Robin Tax, ecco come è nata e cosa dicevano i petrolieri
Introdotta dal ministro dell’Economia Giulio Tremonti, doveva essere destinata al finanziamento della social card per le famiglie indigenti
Demagogica, punitiva, indiscriminata, inutile. Sono aIcuni degli aggettivi che i petrolieri usarono, nel giugno del 2008, per definire l'addizionale Ires sugli extraprofitti delle società energetiche, quando apparve chiaro che il governo Berlusconi, e in particolare il suo ministro dell'Economia Giulio Tremonti, l’avrebbero introdotta sull'onda dei record del prezzo del petrolio e, quindi, dei carburanti.

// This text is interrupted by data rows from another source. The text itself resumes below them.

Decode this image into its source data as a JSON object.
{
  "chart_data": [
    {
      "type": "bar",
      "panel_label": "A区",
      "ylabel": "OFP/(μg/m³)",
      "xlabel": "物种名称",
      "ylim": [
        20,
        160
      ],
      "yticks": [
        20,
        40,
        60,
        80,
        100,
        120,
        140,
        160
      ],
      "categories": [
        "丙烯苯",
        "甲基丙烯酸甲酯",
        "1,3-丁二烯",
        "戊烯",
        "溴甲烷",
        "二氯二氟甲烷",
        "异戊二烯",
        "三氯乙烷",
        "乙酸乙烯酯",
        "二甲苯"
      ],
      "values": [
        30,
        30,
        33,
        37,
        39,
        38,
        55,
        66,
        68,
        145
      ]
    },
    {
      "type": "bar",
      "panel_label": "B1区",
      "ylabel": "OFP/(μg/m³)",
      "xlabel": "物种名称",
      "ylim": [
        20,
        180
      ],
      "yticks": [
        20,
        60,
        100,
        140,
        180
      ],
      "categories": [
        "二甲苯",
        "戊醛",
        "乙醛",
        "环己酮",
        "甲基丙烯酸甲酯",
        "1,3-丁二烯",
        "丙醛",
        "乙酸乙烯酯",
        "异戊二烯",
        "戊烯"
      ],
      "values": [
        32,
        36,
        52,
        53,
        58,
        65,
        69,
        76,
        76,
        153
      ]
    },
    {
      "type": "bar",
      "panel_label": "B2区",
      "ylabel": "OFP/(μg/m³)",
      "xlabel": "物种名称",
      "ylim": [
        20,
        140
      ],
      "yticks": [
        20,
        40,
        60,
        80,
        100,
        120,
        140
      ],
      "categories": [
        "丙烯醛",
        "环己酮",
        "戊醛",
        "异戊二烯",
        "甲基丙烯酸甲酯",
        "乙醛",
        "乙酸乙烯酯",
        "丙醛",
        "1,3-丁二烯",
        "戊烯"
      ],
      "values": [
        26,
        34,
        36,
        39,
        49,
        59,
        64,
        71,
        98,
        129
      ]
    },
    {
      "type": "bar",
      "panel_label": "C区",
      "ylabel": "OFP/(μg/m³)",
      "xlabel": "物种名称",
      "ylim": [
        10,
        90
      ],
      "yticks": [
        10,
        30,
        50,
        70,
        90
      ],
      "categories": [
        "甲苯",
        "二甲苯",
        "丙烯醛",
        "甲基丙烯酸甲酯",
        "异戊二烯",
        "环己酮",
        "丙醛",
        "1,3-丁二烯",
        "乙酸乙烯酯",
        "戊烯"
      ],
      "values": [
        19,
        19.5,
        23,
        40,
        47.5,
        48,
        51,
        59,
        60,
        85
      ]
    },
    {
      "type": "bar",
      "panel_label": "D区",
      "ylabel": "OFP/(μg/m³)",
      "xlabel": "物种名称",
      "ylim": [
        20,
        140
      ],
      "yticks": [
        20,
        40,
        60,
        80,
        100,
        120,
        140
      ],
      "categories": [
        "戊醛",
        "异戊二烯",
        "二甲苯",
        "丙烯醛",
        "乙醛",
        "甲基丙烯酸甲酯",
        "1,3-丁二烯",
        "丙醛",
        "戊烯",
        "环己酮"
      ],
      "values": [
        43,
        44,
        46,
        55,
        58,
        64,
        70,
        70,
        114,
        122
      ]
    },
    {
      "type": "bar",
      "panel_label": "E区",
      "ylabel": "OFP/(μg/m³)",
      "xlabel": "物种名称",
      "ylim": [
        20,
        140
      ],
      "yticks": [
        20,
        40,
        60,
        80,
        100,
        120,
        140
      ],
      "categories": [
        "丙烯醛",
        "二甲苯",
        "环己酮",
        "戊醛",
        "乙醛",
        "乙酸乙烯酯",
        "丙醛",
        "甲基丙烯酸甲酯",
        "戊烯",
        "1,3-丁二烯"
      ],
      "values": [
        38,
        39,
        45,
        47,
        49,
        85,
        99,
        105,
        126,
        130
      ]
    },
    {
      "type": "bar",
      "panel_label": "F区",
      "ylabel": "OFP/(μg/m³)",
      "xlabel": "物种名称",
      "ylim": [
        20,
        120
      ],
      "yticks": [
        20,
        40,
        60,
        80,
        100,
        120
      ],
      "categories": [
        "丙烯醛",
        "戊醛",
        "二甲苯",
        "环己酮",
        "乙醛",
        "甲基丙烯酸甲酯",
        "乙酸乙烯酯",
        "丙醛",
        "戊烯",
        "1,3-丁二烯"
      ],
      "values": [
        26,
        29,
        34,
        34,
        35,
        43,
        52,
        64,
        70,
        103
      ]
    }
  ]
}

Ma per Tremonti quella che passerà alla storia con il nome di Robin Hood tax (l'obiettivo è togliere ai ricchi per trovare risorse da destinare al sociale, in particolare alla social card) era una “tassa bellissima”, con la quale si tassano “un po' di più i petrolieri per dare un po' di più a chi ha bisogno, appunto burro, pane e pasta che sono le vere emergenze del momento”. E pazienza se qualcuno, come i Moratti, se ne lamentarono con decisione: “Vorrà dire che ridurranno l'ingaggio a Mourinho, tanto l'Inter è sempre forte'', replicò il ministro.
E così, il 25 giugno, venne emanato il decreto legge che istituiva la supertassa, convertito poi in legge il 6 agosto successivo: l'addizionale prevista era del 5,5% e si applicava sulle aziende che nel periodo di imposta precedente avessero raggiunto un volume di ricavi superiore a 25 milioni di euro.
L'anno successivo l'aliquota fu portata al 6,5%, per raggiungere il 10% nel 2011, con alcune ulteriori e sostanziali modifiche: il tetto dei ricavi fu abbassato a 10 milioni di euro e vennero inseriti anche il settore delle rinnovabili e dei servizi a rete (in sostanza, Terna e Snam).
Secondo la Relazione dell'Autorità, il gettito del 2011 è stato di 1.457 milioni di euro (+930 milioni), di cui 1.250 milioni provenienti dal settore energia elettrica e gas. A pagare di più sono state le società del gruppo Enel, con 312 milioni dovuti dalla sola Enel Distribuzione.